Inequality with symmetric polynomials How to prove the inequality $a^6+b^6 \geqslant ab^5+a^5b$ for all $a, b \in \mathbb R$?
 A: This looks like a better fit for Math Stackexchange, because it's 
the kind of thing one learns from Olympiad problem books . . .
One standard approach that has not been mentioned yet:
We may assume $a,b$ are both positive (if one is zero it's easy;
if they're of opposite sign then ${\rm LHS} > 0 > {\rm RHS}$; 
and if both negative, change to $-a,-b$).  Then by the 
AM-GM inequality we have
$$
\frac56 a^6 + \frac16 b^6 \geq \bigl((a^6)^5 b^6\bigr)^{1/6} = a^5 b,
$$
and likewise $\frac16 a^6 + \frac56 b^6 \geq ab^5$, whence
the desired $a^6 + b^6 \geq a^5 b + a b^5$ follows.
Yet another possibility is to factor the difference:
$$
(a^6 + b^6) - (a^5 b + a b^5) = (a-b)^2 (a^4 + ab^3 + a^2 b^2 + ab^3 + b^4)
$$
and check that the last factor is nonnegative (e.g. it's 
$\left|(a-\rho b) \, (a-\rho^2 b)\right|^2$
where $\rho$ is a 5th root of unity).
Either way we see that equality holds iff $a=b$.
[Added later: simpler yet $-$ factor the difference as
$$
(a^6 + b^6) - (a^5 b + a b^5) = (a-b)  (a^5 - b^5),
$$
and note that $a-b$ has the same sign as $a^5-b^5$, so their product
is nonnnegative, and zero iff $a=b$.  Like most of the other proofs,
this generalizes to prove $a^{m+1} + b^{m+1}  \geq  a^m b + a b^m$
for all odd $m>0$, and for all real $m>0$ if $a,b \geq 0$,
with the same equality condition $a=b$ in either case.]

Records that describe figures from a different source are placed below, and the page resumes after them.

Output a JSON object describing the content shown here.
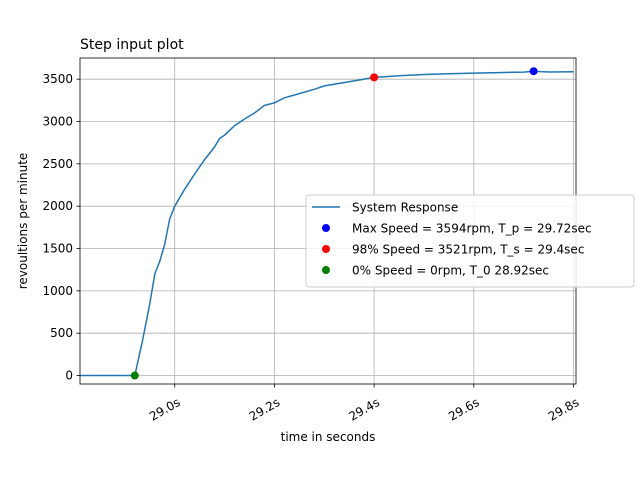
{
  "chart_data": {
    "type": "line",
    "title": "Step input plot",
    "xlabel": "time in seconds",
    "ylabel": "revoultions per minute",
    "xlim": [
      28.81,
      29.805
    ],
    "ylim": [
      -100,
      3750
    ],
    "grid": true,
    "legend_position": "center-right",
    "x_ticks": [
      29.0,
      29.2,
      29.4,
      29.6,
      29.8
    ],
    "x_tick_labels": [
      "29.0s",
      "29.2s",
      "29.4s",
      "29.6s",
      "29.8s"
    ],
    "y_ticks": [
      0,
      500,
      1000,
      1500,
      2000,
      2500,
      3000,
      3500
    ],
    "y_tick_labels": [
      "0",
      "500",
      "1000",
      "1500",
      "2000",
      "2500",
      "3000",
      "3500"
    ],
    "series": [
      {
        "name": "System Response",
        "color": "#1f77b4",
        "x": [
          28.81,
          28.86,
          28.9,
          28.92,
          28.935,
          28.95,
          28.96,
          28.97,
          28.98,
          28.99,
          29.0,
          29.02,
          29.04,
          29.06,
          29.08,
          29.09,
          29.1,
          29.12,
          29.14,
          29.16,
          29.18,
          29.2,
          29.22,
          29.25,
          29.28,
          29.3,
          29.33,
          29.36,
          29.4,
          29.45,
          29.5,
          29.55,
          29.6,
          29.65,
          29.7,
          29.72,
          29.75,
          29.8
        ],
        "y": [
          0,
          0,
          0,
          0,
          400,
          850,
          1200,
          1350,
          1550,
          1850,
          2000,
          2200,
          2380,
          2550,
          2700,
          2800,
          2840,
          2950,
          3030,
          3100,
          3190,
          3220,
          3280,
          3330,
          3380,
          3420,
          3450,
          3480,
          3521,
          3540,
          3555,
          3565,
          3572,
          3578,
          3583,
          3594,
          3585,
          3588
        ]
      }
    ],
    "markers": [
      {
        "name": "Max Speed = 3594rpm, T_p = 29.72sec",
        "x": 29.72,
        "y": 3594,
        "color": "#0000ff"
      },
      {
        "name": "98% Speed = 3521rpm, T_s = 29.4sec",
        "x": 29.4,
        "y": 3521,
        "color": "#ff0000"
      },
      {
        "name": "0% Speed = 0rpm, T_0 28.92sec",
        "x": 28.92,
        "y": 0,
        "color": "#008000"
      }
    ]
  }
}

A: Follows from Hölder's inequality (p=6, q = 6/5):
$ab^5 + ba^5 \le (a^6+b^6)^{1/6} (b^6+a^6)^{5/6}$ 
A: This is easily proven using the Rearrangement Inequality, which says that if we have two sequences of reals, and we are to pair them up in such a way as to maximize the sum of the products of the pairs, then we should pair them up according to size. From this, it immediately follows that $a^6 + b^6 \geq a^5b+ab^5$ (for consider the sequences $(a^5,b^5)$ and $(a,b)$...). 
A: Also follows from Muirhead's inequality since $(6,0)$ majorizes $(5,1)$.
A: This is a very very special case of Muirhead's inequality.  It involves two multi-exponents $\newcommand{\bZ}{\mathbb{Z}}$ $\alpha,\beta\in\bZ_{\geq 0}^n$ and the natural  action of the symmetric group $S_n$ on $\newcommand{\bR}{\mathbb{R}}$ $\bR^n$. A permutation $\phi$ acts on the  vector $x=(x_1,\dotsc, x_n)$ by permuting the coordinates 
$$\phi\cdot x=(x_{\phi(1)},\dotsc, x_{\phi(n)}). $$
(Warning: this is a right action, even though we write the $\phi$ on the left.)
We say that $\alpha \in\bZ_{\geq 0}^n$ precedes $\beta \in\bZ_{\geq 0}^n$, and we write this $\alpha\prec \beta$, if $\alpha$ lies in the convex hull of the set
$$ S_n\cdot \beta :=\big\{\; \phi\cdot\beta;\;\;\phi\in S_n\;\big\}. $$
Given $\alpha\in\bZ^n_{\geq 0}$ and $x\in\bR^n_{\geq 0}$ we define
$$ M_\alpha(x)=\sum_{\phi\in S_n} (\phi\cdot x)^\alpha= \sum_{\phi\in S_n} \prod_{k=1}^n x^{\alpha_k}_{\phi(k)}. $$
Muirhead's inequality states that
$$ \alpha\prec \beta \;\Longleftrightarrow M_\alpha(x)\leq M_\beta(x),\;\;\forall x\in\bR^n_{\geq 0}. $$
The inequality in your question corresponds to the case 
$$ n=2, \;\;\alpha=(5,1)\prec \beta=(6,0),\;\; x=(a,b).$$
For more details on the rich  story behind Muirhead's inequality I refer to J. Michael Steele's   wonderful book 

An Introduction to the Art of Mathematical Inequalities. The Cauchy-Schwarz Master Class, Cambridge University Press, 2004.